Oh, wie schön ist Karneval

Vor einigen Tagen habe ich Sie, liebe Leser, mit einer Schilderung meines Lampenfiebers belästigt. Ich sollte zum ersten Mal in meinem Leben auf einem Karnevalswagen mitfahren.Einerseits eine einmalige Gelegenheit für einen aus Norddeutschland Zugezogenen, andererseits war ich aber auch ganz schön nervös.

Viele meiner spießigen Ängste waren glücklicherweise vollkommen unbegründet. Etwa die Sorge, ich könnte in einem mit goldenen Pailletten bestickten Sakko, mit goldener Fliege und einem goldenen Zylinder möglicherweise etwas unseriös wirken. Das Gefühl verschwindet in einer Gruppe von 25 Menschen mit goldenen Paillettensakkos und goldenen Zylindern sofort und kommt auch nie mehr wieder. Nicht mal bei der Rückfahrt allein in der U-Bahn.

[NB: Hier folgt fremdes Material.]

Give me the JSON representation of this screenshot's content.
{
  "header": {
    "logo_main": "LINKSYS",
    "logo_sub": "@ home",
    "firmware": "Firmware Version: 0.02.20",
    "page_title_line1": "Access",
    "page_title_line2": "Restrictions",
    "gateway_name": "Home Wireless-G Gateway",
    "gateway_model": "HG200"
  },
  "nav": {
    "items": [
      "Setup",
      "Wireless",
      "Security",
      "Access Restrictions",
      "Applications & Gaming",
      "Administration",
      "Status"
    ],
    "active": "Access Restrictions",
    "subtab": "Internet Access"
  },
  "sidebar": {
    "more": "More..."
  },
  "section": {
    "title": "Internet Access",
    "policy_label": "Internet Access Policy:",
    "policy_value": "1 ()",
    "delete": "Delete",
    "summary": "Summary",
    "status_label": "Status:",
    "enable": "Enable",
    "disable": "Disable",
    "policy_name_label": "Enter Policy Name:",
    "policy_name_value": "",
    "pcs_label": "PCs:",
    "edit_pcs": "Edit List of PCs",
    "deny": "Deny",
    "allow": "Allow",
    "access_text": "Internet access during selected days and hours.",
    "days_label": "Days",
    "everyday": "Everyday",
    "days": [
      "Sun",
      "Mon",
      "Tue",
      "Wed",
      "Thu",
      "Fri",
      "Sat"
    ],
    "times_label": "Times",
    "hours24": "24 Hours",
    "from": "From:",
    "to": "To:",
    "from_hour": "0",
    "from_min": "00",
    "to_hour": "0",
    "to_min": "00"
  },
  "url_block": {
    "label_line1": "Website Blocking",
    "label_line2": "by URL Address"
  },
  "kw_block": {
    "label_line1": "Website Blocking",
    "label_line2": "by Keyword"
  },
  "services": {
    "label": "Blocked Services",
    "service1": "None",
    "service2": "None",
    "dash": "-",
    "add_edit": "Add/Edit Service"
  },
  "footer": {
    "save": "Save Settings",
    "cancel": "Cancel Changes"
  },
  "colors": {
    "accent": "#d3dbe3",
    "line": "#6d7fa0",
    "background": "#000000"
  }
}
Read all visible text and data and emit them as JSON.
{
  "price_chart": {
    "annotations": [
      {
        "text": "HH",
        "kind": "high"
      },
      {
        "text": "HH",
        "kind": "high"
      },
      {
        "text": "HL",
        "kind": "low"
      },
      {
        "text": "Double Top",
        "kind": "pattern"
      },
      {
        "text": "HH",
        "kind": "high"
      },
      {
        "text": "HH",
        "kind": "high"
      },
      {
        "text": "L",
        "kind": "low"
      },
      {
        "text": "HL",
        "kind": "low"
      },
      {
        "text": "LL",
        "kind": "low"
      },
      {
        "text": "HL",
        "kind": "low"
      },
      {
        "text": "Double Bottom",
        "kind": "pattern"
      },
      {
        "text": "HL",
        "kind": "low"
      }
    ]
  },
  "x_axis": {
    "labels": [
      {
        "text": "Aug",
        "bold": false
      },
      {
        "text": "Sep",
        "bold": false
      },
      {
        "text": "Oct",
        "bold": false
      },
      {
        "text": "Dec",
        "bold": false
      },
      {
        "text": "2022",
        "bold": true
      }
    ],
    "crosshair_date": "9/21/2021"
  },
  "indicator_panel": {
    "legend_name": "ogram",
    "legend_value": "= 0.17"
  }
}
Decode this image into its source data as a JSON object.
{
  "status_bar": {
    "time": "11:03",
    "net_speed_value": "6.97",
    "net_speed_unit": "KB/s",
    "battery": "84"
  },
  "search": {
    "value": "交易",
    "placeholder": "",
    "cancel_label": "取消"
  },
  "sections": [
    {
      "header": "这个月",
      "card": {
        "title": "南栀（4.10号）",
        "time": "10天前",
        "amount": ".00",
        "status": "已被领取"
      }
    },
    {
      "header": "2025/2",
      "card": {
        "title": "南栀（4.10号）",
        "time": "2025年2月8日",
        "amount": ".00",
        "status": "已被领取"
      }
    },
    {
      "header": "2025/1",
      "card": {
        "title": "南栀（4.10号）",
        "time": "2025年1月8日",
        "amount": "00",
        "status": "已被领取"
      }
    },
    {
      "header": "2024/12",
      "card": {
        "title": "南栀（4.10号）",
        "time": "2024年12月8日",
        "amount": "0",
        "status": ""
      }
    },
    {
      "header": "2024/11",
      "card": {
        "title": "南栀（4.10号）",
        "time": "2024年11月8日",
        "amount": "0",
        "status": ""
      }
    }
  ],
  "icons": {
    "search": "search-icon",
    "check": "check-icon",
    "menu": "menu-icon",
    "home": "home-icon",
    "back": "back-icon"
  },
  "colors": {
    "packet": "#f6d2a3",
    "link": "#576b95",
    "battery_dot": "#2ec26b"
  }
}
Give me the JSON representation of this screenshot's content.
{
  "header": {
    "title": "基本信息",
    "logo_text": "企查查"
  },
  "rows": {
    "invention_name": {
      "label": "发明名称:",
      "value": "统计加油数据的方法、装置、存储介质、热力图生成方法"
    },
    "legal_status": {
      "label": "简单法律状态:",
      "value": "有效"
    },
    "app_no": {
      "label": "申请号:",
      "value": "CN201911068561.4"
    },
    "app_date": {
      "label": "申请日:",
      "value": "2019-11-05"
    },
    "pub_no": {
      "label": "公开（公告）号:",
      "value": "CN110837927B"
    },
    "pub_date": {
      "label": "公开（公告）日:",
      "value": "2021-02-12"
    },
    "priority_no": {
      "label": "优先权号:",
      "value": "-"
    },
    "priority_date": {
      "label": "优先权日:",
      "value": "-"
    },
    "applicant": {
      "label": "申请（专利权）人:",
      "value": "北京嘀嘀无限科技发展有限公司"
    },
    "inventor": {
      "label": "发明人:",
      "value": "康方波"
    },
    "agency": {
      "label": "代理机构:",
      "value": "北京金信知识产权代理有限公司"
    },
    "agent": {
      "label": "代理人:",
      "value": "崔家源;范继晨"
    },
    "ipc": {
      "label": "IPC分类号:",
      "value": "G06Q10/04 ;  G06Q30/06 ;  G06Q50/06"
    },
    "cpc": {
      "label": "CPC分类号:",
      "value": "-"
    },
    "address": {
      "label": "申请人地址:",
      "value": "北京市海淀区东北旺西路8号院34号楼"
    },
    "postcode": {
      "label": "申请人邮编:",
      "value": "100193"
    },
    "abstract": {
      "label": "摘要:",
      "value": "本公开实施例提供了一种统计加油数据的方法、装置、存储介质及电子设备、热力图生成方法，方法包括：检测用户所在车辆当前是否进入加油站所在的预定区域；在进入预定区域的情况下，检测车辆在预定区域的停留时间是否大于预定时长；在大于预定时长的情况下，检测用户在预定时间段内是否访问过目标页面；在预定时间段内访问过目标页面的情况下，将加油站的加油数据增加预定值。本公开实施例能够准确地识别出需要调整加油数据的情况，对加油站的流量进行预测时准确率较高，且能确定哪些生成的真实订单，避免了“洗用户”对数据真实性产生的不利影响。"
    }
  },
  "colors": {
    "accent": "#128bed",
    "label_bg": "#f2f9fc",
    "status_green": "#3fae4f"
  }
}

Auf Rat der Kollegen hatte ich das Risiko von Frostbeulen von vorneherein durch den geschickten Einsatz von im Verwandtenkreis zusammengeborgter Funktionsunterwäsche minimiert. Dabei bin ich sogar übers Ziel hinausgeschossen: Da ein Paillettensakko ähnlich funktioniert wie ein Sonnenkollektor, wäre ich am Ende fast dehydriert, denn die Aufnahme von Flüssigkeit hatte ich gegen Mitternacht des Vortags vorsichtshalber eingestellt - um die Benutzung der Behelfstoilette auf dem Karnevalswagen zu vermeiden. Leider konnte ich während der Fahrt nicht einmal das Stirnband aus Fleece ablegen, denn es war das einzige, was meinen Zylinder daran hinderte, mir über Ohren und Augen zu rutschen.

Das wiederum war gut, denn so konnte ich Milliarden und Abermilliardenfröhlicher Menschen sehen, die am ersten Sommerwochenende des Jahres, mitten in der Fastenzeit ausgelassen und friedlich Karneval feierten. Viele waren verkleidet: als Prinzessinnen, Eisbären, Piraten oder Superhelden; manche waren offenbar sogar aus Nordafrika angereist und einige klangen fast ein bisschen wie Kölner.

Und ich habe eine neue Leidenschaft entdeckt: Kamelle werfen. Anfangs habe ich versucht, Kinder glücklich zu machen, die mit ihren kleinen, gierigenHänden nach Bonbons greifen, von deren Verzehr ein anständiger deutscher Zahnarzt vermutlich eher abraten dürfte. Doch dann habe ich etwas viel, viel Besseres entdeckt: Haben Sie mal beobachtet, was passiert, wenn man nach einem verlängerten Wochenende Fischfutter in ein Aquarium ausgehungerter Guppys streut? Exakt dasselbe geschieht, wenn man gelbe Plastikentchen in Grüppchen angetrunkener Damen mittleren Alters wirft. Groß-ar-tig!

Das hätte mir doch mal vorher jemand sagen können, dass Karneval so lustig ist! Dann hätte ich mir bestimmt nicht solche Sorgen gemacht. Im nächsten Jahr würde ich jedenfalls gern wieder mit auf den Wagen. Wenn ich darf. Bitte!